The simple answer is yes. You can make your OCD worse by feeding the monster. Giving yourself the leeway to “just check this one time” or to give into the fear is what feeds the monster. Every time you check, check again, and check once more, your brain will only become less convinced that things are ok. I am a precautionary tale: I made the decision to let go of all of my OCD knowledge while I was undergoing EMDR therapy for child sexual abuse. The thought of handling both seemed far too much for me to handle. The result: I am now retracing my steps. Although this time around I have knowledge of the tools I need in order to be successful, it’s still an upward climb.
You will learn some valuable lessons through this very human and difficult experience…..
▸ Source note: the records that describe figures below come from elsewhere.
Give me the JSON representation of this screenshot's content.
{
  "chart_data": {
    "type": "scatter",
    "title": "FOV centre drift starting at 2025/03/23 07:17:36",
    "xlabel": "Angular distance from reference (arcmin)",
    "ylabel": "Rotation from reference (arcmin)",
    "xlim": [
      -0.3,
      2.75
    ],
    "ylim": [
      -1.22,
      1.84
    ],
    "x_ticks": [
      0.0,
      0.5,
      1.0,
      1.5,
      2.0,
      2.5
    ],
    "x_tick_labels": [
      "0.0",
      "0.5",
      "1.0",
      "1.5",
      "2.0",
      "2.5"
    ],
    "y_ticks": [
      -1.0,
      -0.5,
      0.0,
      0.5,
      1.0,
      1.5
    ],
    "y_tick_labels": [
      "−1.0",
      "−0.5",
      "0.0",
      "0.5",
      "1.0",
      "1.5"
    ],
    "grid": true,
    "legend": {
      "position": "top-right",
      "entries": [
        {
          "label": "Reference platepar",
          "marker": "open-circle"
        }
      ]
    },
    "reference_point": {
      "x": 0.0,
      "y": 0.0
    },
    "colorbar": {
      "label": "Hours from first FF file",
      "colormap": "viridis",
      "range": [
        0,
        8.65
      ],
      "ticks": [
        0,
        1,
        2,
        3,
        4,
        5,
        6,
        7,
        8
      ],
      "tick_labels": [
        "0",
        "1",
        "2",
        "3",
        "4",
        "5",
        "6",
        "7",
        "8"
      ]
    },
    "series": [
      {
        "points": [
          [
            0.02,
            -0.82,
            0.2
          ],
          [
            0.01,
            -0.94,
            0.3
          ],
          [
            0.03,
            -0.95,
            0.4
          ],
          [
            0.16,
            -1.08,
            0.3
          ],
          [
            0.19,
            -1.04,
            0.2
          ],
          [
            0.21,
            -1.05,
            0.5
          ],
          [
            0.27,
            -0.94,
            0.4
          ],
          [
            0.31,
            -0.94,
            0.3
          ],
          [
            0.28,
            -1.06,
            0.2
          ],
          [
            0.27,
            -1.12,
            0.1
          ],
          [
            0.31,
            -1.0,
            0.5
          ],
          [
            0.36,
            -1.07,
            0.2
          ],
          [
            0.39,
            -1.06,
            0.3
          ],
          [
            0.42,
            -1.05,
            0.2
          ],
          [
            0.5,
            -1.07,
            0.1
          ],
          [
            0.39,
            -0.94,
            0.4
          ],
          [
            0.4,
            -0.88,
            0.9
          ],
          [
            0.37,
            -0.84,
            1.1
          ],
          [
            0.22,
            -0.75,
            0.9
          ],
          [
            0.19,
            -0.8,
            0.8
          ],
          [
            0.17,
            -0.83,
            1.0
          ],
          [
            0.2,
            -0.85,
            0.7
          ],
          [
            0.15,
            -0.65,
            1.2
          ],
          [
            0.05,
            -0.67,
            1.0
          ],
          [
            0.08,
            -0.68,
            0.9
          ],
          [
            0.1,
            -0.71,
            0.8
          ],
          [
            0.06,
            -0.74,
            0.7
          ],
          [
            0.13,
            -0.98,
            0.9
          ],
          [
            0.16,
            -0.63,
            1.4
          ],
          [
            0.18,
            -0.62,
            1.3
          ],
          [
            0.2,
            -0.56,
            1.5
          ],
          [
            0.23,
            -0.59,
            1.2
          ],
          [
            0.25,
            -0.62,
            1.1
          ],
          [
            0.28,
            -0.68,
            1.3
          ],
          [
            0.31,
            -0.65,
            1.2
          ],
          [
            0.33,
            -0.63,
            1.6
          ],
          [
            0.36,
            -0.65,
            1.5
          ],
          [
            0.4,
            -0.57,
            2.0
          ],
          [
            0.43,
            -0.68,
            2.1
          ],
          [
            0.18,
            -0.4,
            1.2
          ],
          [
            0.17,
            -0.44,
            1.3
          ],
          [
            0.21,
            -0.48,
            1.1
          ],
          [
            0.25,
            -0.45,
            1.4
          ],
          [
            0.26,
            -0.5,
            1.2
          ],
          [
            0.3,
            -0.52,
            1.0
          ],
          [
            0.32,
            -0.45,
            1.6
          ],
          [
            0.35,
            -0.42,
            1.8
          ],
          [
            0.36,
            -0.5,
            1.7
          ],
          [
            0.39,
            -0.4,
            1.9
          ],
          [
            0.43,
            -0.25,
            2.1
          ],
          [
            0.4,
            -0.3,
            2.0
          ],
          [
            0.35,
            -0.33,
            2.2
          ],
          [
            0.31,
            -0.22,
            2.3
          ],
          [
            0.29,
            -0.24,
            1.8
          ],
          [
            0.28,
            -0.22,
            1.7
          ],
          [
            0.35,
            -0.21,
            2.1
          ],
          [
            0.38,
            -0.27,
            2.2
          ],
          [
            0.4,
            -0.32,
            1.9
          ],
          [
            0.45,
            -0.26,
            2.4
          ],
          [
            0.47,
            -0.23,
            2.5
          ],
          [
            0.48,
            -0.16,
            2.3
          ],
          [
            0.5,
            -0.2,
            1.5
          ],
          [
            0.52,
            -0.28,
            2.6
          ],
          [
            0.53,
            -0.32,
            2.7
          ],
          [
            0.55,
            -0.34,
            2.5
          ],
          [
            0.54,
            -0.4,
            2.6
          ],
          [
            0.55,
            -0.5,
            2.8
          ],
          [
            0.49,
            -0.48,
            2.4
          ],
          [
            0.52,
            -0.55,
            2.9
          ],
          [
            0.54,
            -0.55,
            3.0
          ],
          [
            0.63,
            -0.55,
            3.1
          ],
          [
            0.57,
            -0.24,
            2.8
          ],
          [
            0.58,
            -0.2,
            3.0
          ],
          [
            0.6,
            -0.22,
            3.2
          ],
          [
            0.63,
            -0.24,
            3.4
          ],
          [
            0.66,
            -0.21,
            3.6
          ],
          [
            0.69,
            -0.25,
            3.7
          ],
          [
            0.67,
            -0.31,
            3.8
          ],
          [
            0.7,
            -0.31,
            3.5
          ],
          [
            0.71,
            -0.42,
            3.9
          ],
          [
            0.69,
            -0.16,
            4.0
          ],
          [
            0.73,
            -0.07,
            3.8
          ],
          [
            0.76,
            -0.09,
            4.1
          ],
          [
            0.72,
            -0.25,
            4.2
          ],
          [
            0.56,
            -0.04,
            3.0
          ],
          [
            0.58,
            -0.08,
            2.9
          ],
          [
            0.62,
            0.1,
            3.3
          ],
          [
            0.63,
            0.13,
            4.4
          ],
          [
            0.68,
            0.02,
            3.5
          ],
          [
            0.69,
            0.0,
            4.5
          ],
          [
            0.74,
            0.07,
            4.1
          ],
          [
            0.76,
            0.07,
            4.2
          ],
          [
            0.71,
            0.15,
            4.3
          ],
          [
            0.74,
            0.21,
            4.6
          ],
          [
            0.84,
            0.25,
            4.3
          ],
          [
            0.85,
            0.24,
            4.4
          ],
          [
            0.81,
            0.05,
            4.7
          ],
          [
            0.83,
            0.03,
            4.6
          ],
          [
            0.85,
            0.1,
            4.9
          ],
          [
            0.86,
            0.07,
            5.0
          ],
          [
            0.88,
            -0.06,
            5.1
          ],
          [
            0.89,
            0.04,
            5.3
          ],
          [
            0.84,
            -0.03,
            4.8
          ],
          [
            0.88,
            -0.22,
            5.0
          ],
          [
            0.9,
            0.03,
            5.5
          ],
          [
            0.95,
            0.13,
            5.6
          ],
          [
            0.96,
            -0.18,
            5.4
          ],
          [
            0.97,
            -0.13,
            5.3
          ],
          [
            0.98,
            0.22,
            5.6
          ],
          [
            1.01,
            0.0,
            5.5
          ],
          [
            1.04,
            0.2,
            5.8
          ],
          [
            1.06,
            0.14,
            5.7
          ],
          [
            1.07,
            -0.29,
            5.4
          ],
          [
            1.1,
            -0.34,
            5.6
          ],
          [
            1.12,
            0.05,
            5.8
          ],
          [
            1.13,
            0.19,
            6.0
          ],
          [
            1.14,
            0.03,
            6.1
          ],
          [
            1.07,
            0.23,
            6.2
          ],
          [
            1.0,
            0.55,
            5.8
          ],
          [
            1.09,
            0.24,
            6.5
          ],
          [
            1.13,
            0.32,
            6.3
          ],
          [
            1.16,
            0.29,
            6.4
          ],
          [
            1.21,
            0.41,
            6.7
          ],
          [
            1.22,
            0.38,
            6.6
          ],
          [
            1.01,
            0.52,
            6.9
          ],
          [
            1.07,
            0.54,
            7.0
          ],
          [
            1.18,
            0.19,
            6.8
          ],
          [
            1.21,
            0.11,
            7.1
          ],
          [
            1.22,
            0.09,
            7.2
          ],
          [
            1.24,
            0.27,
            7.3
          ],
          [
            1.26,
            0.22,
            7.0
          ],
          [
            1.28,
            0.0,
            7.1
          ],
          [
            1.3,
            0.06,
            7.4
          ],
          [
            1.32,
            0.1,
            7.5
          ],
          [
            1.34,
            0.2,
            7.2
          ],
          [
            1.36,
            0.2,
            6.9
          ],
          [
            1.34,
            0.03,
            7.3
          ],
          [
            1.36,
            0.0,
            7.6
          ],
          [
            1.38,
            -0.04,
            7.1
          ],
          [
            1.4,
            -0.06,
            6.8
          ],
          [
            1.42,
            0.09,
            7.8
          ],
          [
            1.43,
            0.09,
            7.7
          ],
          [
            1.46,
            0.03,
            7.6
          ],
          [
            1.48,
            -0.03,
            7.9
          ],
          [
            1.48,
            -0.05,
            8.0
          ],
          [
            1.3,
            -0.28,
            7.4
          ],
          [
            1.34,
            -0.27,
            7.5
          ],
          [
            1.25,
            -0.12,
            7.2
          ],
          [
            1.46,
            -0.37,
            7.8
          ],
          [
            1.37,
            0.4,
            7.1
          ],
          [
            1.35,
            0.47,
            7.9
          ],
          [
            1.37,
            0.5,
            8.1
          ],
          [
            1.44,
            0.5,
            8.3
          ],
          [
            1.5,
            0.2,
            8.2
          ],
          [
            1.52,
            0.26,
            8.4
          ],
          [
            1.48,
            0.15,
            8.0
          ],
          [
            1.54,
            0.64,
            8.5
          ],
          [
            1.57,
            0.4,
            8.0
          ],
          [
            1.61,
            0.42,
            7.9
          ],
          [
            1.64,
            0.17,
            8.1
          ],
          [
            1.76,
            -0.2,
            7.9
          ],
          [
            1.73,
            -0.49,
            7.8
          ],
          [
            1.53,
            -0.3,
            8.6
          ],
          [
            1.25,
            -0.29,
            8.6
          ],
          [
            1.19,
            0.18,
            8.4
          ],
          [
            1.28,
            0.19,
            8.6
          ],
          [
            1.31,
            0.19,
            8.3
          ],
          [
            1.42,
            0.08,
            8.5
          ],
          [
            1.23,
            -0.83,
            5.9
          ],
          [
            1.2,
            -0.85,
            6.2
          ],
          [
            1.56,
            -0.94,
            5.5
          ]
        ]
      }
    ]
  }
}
There are times when I sit and cry. I get angry. I have “why me” moments. I wonder what “normal” people’s lives are like and wish, for just a day, I could be them. But when my mind calms and I choose to look at this experience from a bird’s eye view, I see how much this experience has humbled me. When people share their difficulties with me, there is a level of human understanding that is rooted at the heart. I know my values because I am faced with something that challenges them every single day. I am challenged to move along a path that pushes me to let go of control, to go with the flow, and to be ok with uncertainty. OCD makes you live in such a way where every decision is determined by fears set in the future. Because of this, this illness challenges me to live in the present. It asks me to breathe in the difficulty, to see it as part of my experience, to thank it for wanting to take care of me, and to, with compassion and fortitude, look it in the eye and say: “Thank you for trying to take care of me, but I’ve got this. You are a thought. You are just a thought.”
There you have it.
Everything I’ve learned about OCD.
Thank you for coming to my TED Talk. 🙂
“Grit your teeth in the face of your thoughts and for God’s sake be more obstinate, head strong and willful…. Indeed, be harder than an anvil…If necessary speak coarsely and disrespectfully like this: Dear devil, if you can’t do better than that, kiss my toe” – Martin Luther, 1483-1546. (Source: The man who couldn’t stop by David Adam).